Scott Henson: Terrifying. Regardless, Woog's number showed that after several years of steady increases in the number of people in Texas shot by police and/or who died in police custody, 2016 saw a sharp decline. Both Amanda and Brandi Grisham at the Dallas Morning News reported on the sharp rise of deaths in custody in Texas over the last decade. Deaths in custody reported by Texas police and sheriff's department reached a high of 175 in 2015, then dropped like a stone to 125 last year. That's the lowest total in a while, but it's still much higher than in the past.

In 2005, for example, just 84 people died in police custody, so the 2015 max was more than 100% of that total, so Mandy, what do you think caused the increase in police shootings over the last decade, and what might account for last year's drop?

Amanda Marzullo: Well, I doubt it's one thing that caused both the increase and the decrease, but looking at the front end of this, I think what is sort of surprising about the rise in deaths and custody is that it corresponds with a drop in crime.

Scott Henson: A big drop in crime.

Amanda Marzullo: A huge one, so you would expect that there would actually be less contact between the public and law enforcement.

Scott Henson: It also corresponded with a big drop in the number of traffic tickets given. Hundreds of thousands fewer traffic stops occurred over this period.

Amanda Marzullo: What you're actually seeing is a rise in the violent interaction rate and in the treatment of individuals once they're in custody, so it's hard to suss that out. What's going on there? It could be problems with training. It could be problems ... Really, training seems to come to mind as the big one, but [crosstalk 00:20:34]

Scott Henson: Lack of discipline when officers do engage in misconduct, that can set a bad example so that then other officers feel like they can engage in similar behaviors. There's a number of things, but like I say, I guess that's why this section is [called] Suspicious Mysteries. It's impossible really know what it is. We can guess. We can speculate, but it's really hard to know …

Amanda Marzullo: …what's causing it. Then, with the decrease, it could be just noise because we're talking about very small numbers, but at the same time, there are a number of things that have been implemented in the past year that would make you think that it could've had an effect on law enforcement behavior, so things like body cameras. The fact that more Texas police officers are wearing them now and having to have them on. I'm sure that a lot of police agencies have had training. Also, there have been a lot of lawsuits across the state for deaths in custody which probably triggers a policy response at the local level.

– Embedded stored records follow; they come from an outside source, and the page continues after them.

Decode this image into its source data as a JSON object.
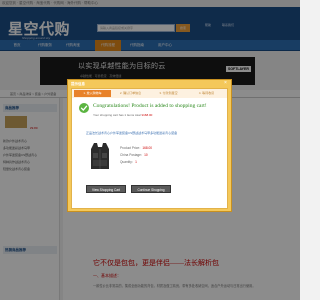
{
  "topbar": {
    "text": "欢迎您到 · 星空代购 · 淘宝代购 · 代购网 · 海外代购 · 帮助中心"
  },
  "header": {
    "logo": "星空代购",
    "logo_sub": "Shopping around sky",
    "search_placeholder": "请输入商品链接或关键字",
    "search_button": "搜索",
    "links": [
      "帮助",
      "联系我们"
    ]
  },
  "nav": {
    "items": [
      "首页",
      "代购服务",
      "代购淘宝",
      "代购流程",
      "代购指南",
      "用户中心"
    ],
    "active_index": 3
  },
  "banner": {
    "slogan": "以实现卓越性能为目标的云",
    "slogan_sub": "卓越性能 · 可靠稳定 · 高效便捷",
    "brand": "SOFTLAYER"
  },
  "breadcrumb": "首页 > 商品详情 > 装备 > 户外装备",
  "left_col": {
    "section1": "商品推荐",
    "price": "¥9.80",
    "lines": [
      "新款户外战术背心",
      "多功能迷彩战术马甲",
      "户外军迷装备CS野战背心",
      "特种兵作战战术背心",
      "轻量化战术背心装备"
    ],
    "section2": "热销商品推荐"
  },
  "main": {
    "desc_title": "它不仅是包包，更是伴侣——法长解析包",
    "desc_sub": "一、基本描述：",
    "desc_text": "一款性价比非常高的，集成全面功能的背包，材质及做工精良，带有多处收纳空间，适合户外运动与日常出行使用。"
  },
  "dialog": {
    "title": "提示信息",
    "close": "×",
    "steps": [
      "1. 放入购物车",
      "2. 确认订单信息",
      "3. 付款到星空",
      "4. 等待收货"
    ],
    "current_step": 0,
    "congrats": "Congratulations! Product is added to shopping cart!",
    "cart_summary_prefix": "Your shopping cart has 1 items  total",
    "cart_amount": "¥168.00",
    "product_name": "正品法长战术背心户外军迷装备CS野战战术马甲多功能迷彩背心装备",
    "price_label": "Product Price：",
    "price_value": "168.00",
    "freight_label": "China Postage：",
    "freight_value": "10",
    "quantity_label": "Quantity：",
    "quantity_value": "1",
    "view_cart": "View Shopping Cart",
    "continue": "Continue Shopping"
  },
  "colors": {
    "header_blue": "#1d4f88",
    "nav_blue": "#2c6fb5",
    "active_orange": "#e68a1b",
    "dialog_frame": "#f4c85a",
    "success_green": "#2c8a1e",
    "price_red": "#c00000"
  }
}
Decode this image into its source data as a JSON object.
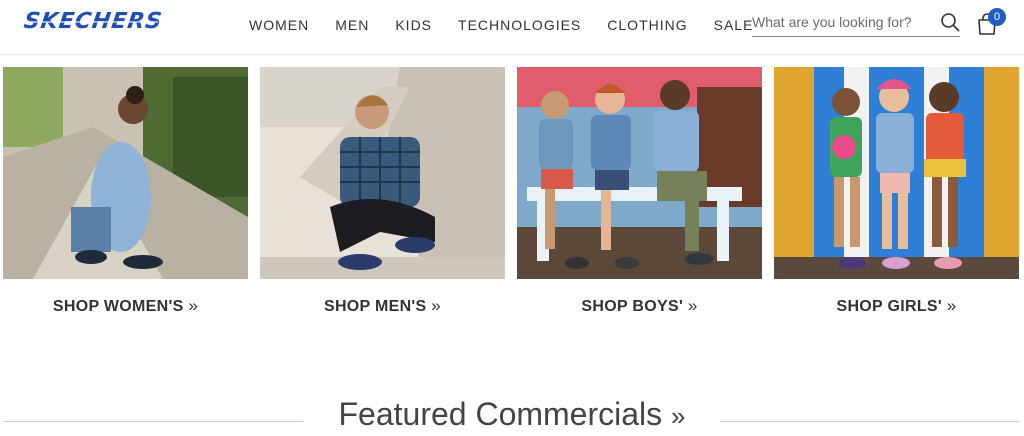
{
  "brand": {
    "logo": "SKECHERS"
  },
  "nav": {
    "items": [
      "WOMEN",
      "MEN",
      "KIDS",
      "TECHNOLOGIES",
      "CLOTHING",
      "SALE"
    ]
  },
  "search": {
    "placeholder": "What are you looking for?",
    "icon": "search-icon"
  },
  "cart": {
    "count": "0",
    "icon": "shopping-bag-icon",
    "badge_color": "#1f5fbf"
  },
  "categories": [
    {
      "label": "SHOP WOMEN'S",
      "image": "woman-tying-shoe-photo"
    },
    {
      "label": "SHOP MEN'S",
      "image": "man-crouching-photo"
    },
    {
      "label": "SHOP BOYS'",
      "image": "boys-on-bench-photo"
    },
    {
      "label": "SHOP GIRLS'",
      "image": "girls-standing-photo"
    }
  ],
  "chevron": "»",
  "featured": {
    "title": "Featured Commercials"
  },
  "colors": {
    "brand_blue": "#1f4fb5",
    "text": "#333333"
  }
}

Scott Henson: As well as major publicity surrounding shootings by police and even though we haven't seen too many convictions, we've seen quite a few officers indicted which didn't use to happen very often, and so it's possible that, like you say, all of these things together are changing the culture facing police officers as they make those decisions, but it's really confusing when you try and pin down, well, what's the cause one direction or the other? There's really no one thing you can point to in that way.

Coming up, stay tuned for a new game segment called home court advantage, but first, he's a quick word from Just Liberty.

House AD.

Today, we launch a new game on the podcast we're calling Home Court Advantage. The premise is deceptively simple. We consider recent court cases affecting Texas and discuss who stands to gain advantage or disadvantage as as result. Let's start this new segment with a case where the state of Texas finds itself at a disadvantage. Inmates at the Wallace Pack Unit which houses disabled and geriatric prisoners had sued over oven white conditions during the summertime which have resulted in numerous documented deaths and likely many undocumented ones over the years. The 5th Circuit allowed the case to go forward and now, a federal judge has ruled that the state must provide air conditioning for heat-sensitive inmates at the Pack Unit including for the sick, the elderly, people taking certain mental health drugs, and other particular medical conditions.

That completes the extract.